Breakthroughs in immunotherapy, such as chimeric antigen receptor T cell (CAR-T) therapy and checkpoint inhibition antibodies, have led to a rejuvenated interest in the human immune system. Insights from basic immunology research drive approaches and innovations in the exploding immunotherapy field (Figure 1). Studies of tumor-infiltrating lymphocytes helped shed light on the complex tumor microenvironment and the mechanisms of cancer immune evasion. Discoveries of neo-antigens, unique biomarkers, and optimization of combination immunotherapy (Figure 1) have led to improved efficacy and patient outcomes. However, we still don’t fully understand the complex relationship between immunity and disease, especially when it comes to cell activation, cytotoxicity, regulation, and memory.

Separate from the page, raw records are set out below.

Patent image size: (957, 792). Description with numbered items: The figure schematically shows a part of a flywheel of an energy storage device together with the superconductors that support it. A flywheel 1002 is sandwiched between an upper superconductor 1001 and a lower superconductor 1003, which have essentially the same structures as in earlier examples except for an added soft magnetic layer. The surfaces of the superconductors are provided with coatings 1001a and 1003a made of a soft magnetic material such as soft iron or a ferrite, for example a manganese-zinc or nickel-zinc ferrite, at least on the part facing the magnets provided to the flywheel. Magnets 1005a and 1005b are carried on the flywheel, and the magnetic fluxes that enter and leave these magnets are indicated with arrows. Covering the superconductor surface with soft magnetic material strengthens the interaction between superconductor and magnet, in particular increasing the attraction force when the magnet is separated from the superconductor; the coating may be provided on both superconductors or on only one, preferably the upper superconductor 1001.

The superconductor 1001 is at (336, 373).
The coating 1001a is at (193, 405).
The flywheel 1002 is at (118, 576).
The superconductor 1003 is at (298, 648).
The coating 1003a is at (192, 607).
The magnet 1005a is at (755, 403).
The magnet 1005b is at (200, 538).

Immune cells are the cellular pillars of immunotherapy, and therefore, understanding immune responses is the key to developing new therapeutic strategies for cancer and infectious disease treatment. Tightly regulated surveillance by immune cells can distinguish between healthy, normal cells and unhealthy, abnormal cells, such as pathogen-infected, tumor, or auto-reactive cells. Effective immune responses could either eradicate infected and tumor cells or impair their phenotype and function.
Each of the various immune cell types has a unique role. Lymphocytes are part of the adaptive immune system, which include B cells and T cells. B cells play a major role in antibody-mediated immune responses, whereas T cells are involved in cell-mediated killing. Due to the ability of T cells to specifically recognize foreign antigens via the T cell receptor, various T cell products have been engineered to efficiently recognize viral infected cells and cancer cells. A couple of examples are Yescarta® (by Kite, a Gilead company) and Kymriah® (by Novartis), which were pioneers in FDA approval of Chimeric Antigen Receptor T cell (CAR-T cell) therapy. Additionally, the immunomodulatory properties of T regulatory cells have been utilized in organ transplantation and in the prevention and treatment of graft-versus-host disease and autoimmunity.

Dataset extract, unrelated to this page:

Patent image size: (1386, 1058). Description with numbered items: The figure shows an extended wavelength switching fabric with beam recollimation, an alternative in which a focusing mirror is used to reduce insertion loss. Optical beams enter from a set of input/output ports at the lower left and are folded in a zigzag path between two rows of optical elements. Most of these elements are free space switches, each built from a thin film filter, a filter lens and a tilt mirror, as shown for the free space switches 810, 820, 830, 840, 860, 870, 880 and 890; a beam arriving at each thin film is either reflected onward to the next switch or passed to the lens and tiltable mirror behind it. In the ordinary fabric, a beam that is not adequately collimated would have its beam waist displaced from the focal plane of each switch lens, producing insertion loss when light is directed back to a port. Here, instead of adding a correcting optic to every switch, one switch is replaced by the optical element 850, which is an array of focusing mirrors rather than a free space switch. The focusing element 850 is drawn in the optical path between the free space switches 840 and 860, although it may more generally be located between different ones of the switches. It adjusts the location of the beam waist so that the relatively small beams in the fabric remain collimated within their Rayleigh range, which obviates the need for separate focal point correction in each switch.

Innate immune cells, composed of natural killer (NK) cells, eosinophils, basophils, neutrophils, monocytes, macrophages, and dendritic cells, participate in initial immune responses by direct attack or indirect triggering of adaptive immune cell activation. In contrast to antigen-dependent T cells, NK cells are potent cytotoxic immune cells which exhibit a lower threshold of activation compared with other lymphocytes. Being ‘first-responders’ in viral infections and their unique ability to form memory, make NK cells ideal “off-the-shelf” allogeneic cell therapy candidates. Whether primary or genetically-modified, NK cells are emerging as major players in immunotherapy development.

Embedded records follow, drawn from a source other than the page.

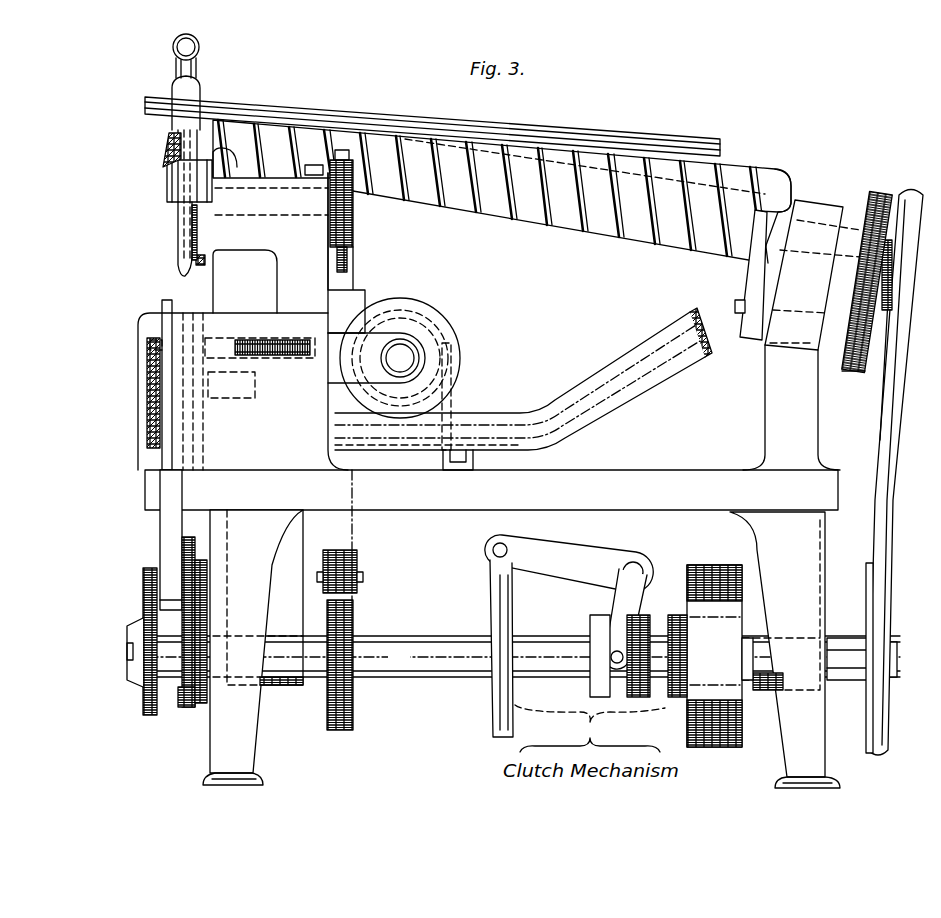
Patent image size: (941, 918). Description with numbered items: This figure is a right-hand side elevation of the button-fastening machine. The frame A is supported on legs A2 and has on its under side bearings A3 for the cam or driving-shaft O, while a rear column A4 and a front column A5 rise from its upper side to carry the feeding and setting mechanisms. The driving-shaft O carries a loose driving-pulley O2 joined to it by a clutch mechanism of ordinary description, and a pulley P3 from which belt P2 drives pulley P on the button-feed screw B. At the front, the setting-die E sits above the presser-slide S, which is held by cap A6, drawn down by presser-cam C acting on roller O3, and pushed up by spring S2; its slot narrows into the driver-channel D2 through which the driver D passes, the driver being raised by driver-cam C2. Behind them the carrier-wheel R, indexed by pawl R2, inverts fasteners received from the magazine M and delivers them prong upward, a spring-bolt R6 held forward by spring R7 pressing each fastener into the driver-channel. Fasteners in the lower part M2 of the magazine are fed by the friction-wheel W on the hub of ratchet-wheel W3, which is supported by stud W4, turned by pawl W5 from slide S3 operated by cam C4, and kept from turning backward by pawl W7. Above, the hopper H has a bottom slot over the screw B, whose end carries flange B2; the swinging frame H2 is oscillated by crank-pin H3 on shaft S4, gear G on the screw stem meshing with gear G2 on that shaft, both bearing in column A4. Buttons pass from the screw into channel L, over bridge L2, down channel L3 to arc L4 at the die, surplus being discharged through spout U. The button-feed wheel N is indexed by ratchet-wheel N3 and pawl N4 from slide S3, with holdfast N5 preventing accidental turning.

The frame A is at (491, 490).
The legs A2 is at (521, 649).
The bearings A3 is at (775, 695).
The rear column A4 is at (793, 335).
The front column A5 is at (243, 321).
The cap A6 is at (150, 386).
The button-feed screw B is at (502, 191).
The flange B2 is at (163, 160).
The presser-cam C is at (143, 612).
The driver-cam C2 is at (185, 707).
The cam C4 is at (352, 706).
The driver D is at (184, 490).
The driver-channel D2 is at (216, 296).
The setting-die E is at (206, 260).
The gear G is at (872, 194).
The gear G2 is at (856, 372).
The hopper H is at (759, 187).
The swinging frame H2 is at (748, 345).
The crank-pin H3 is at (735, 305).
The channel L is at (197, 44).
The bridge L2 is at (198, 66).
The channel L3 is at (186, 103).
The circular arc L4 is at (177, 258).
The magazine M is at (523, 379).
The lower part of magazine M2 is at (427, 436).
The button-feed wheel N is at (198, 240).
The ratchet-wheel N3 is at (354, 242).
The pawl N4 is at (348, 260).
The holdfast N5 is at (346, 142).
The driving-shaft O is at (515, 656).
The driving-pulley O2 is at (710, 656).
The roller O3 is at (182, 612).
The pulley P is at (906, 190).
The belt P2 is at (880, 432).
The pulley P3 is at (866, 590).
The carrier-wheel R is at (197, 375).
The pawl R2 is at (203, 680).
The spring-bolt R6 is at (233, 341).
The spring R7 is at (249, 382).
The presser-slide S is at (160, 312).
The spring S2 is at (147, 412).
The slide S3 is at (340, 535).
The shaft S4 is at (265, 214).
The spout U is at (568, 128).
The friction-wheel W is at (406, 312).
The ratchet-wheel W3 is at (448, 328).
The stud W4 is at (400, 358).
The pawl W5 is at (330, 396).
The pawl W7 is at (452, 400).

By now, it has been established how important immunotherapy is for the treatment of cancer and other diseases. Personalized treatment approaches and combination therapy have shown great benefits to patients and improved survival. However, therapeutic optimization of multi-agent regimens is the most challenging. Therefore, it is vital for researchers and clinicians to understand the nature of our bodies’ immunobiology. While extremely complicated, looking ahead, we anticipate the advancement of immunotherapy to continue with the rapid growth of knowledge. In addition, with the successful application of autologous immunotherapies, such as Yescarta and Kymriah, the industry is now turning its eye to the development of allogeneic immunotherapies to treat many more patients, and at a more affordable price point. At OrganaBio, we’re working diligently to proactively address bottlenecks in allogeneic immunotherapy and to develop solutions that will enable researchers to rapidly move these therapies to clinic.